We must note that, although all included ASMs significantly improved the seizure-free rate compared with placebo, ASMs can neither cure epilepsies nor treat the underlying pathology that causes them; they merely aim to stop the occurrence of seizure symptoms. A better understanding of the molecular mechanisms underlying the pathogenesis, epileptogenesis, and pharmacoresistance of epilepsies is needed to change our clinical approach. For example, genetic therapies and stem cell therapies will likely cure epilepsies in the future [57].

Despite this, the importance of ASMs should not be ignored, although many patients do not achieve or retain complete seizure freedom. Improved seizure reduction may significantly downgrade the risk of injury and unexpected death [58]; however, in the present review, the NMA of the seizure reduction rate had to be stopped because insufficient data were provided in the included studies. In addition, although some well-controlled complex epilepsies might be disrupted by a single poor night’s sleep or missing dose and breakthrough, substantial improvements have been achieved [59]. Compared with invasive options like vagus nerve stimulation or corpus callosotomies, the use of established and new ASMs may provide more tolerable, incremental benefits. Furthermore, the increase in available ASMs makes it possible to devise more individualized plans, thus benefitting patients. Longitudinal comprehensive studies are therefore warranted to evaluate efficacy in particular populations (or genotypes), more in-detail tolerability, effects on quality of life, and cost-utility for ASMs.

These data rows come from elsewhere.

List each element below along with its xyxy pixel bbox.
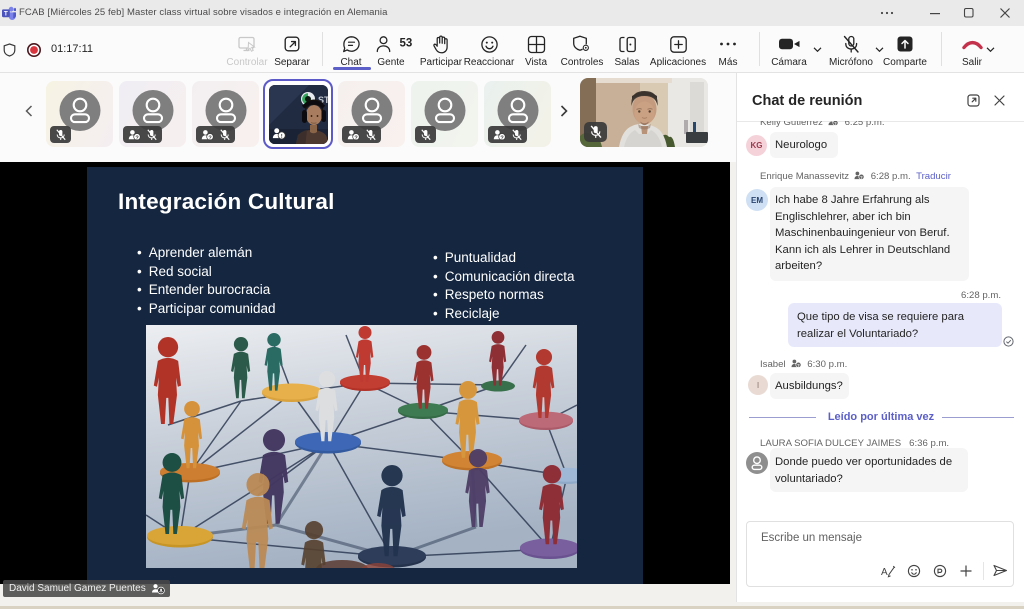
svg-text:?: ? [797,363,800,368]
svg-text:A: A [881,567,888,578]
svg-text:?: ? [834,121,837,126]
svg-text:?: ? [861,175,864,180]
svg-text:T: T [4,11,8,18]
svg-text:!: ! [281,134,283,140]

The present study had some limitations. Methodologically, a limited number of outcomes restrained us from analyzing other important efficacy outcomes, such as seizure reduction or electroencephalogram improvements. Furthermore, because specific TEAEs were not evaluated, the tolerability outcome analysis lacked details, and only rough results were obtained because of a lack of information. The search strategy mainly focused on the idiopathic generalized seizure type. Thus, some important ASMs (such as cenobamate, brivaracetam, etc.) most frequently used in focal epilepsies, although recently proven adjunctive use in generalized seizures, were not involved. More meaningful future studies are necessary to elucidate the efficacy of these ASMs.

Although low heterogeneity was identified according to the I² test, differences between RCTs existed such as the inclusion criteria, time of treatment, and concomitant drugs. Furthermore, although a statistically suitable and well-known analysis was used, certain overestimations or underestimations may still exist. For example, relatively broad 95% CIs were obtained because relatively few RCTs were included. Further studies are therefore required to further confirm our conclusions.

Among the included ASM monotherapies, valproate ranked best for overall IGEs in efficacy and was the third best in tolerability. For the adjunctive therapies, topiramate ranked best for GTCA and overall IGEs, whereas levetiracetam ranked best for myoclonic seizures. Moreover, perampanel ranked best in tolerability measured by any TEAE when used either as a monotherapy or an adjunctive therapy. Overall, valproate is recommended as the monotherapy of choice for overall IGEs without contraindications. However, our results should be interpreted with caution considering the limited available information and the inherent methodological limitations of the NMA.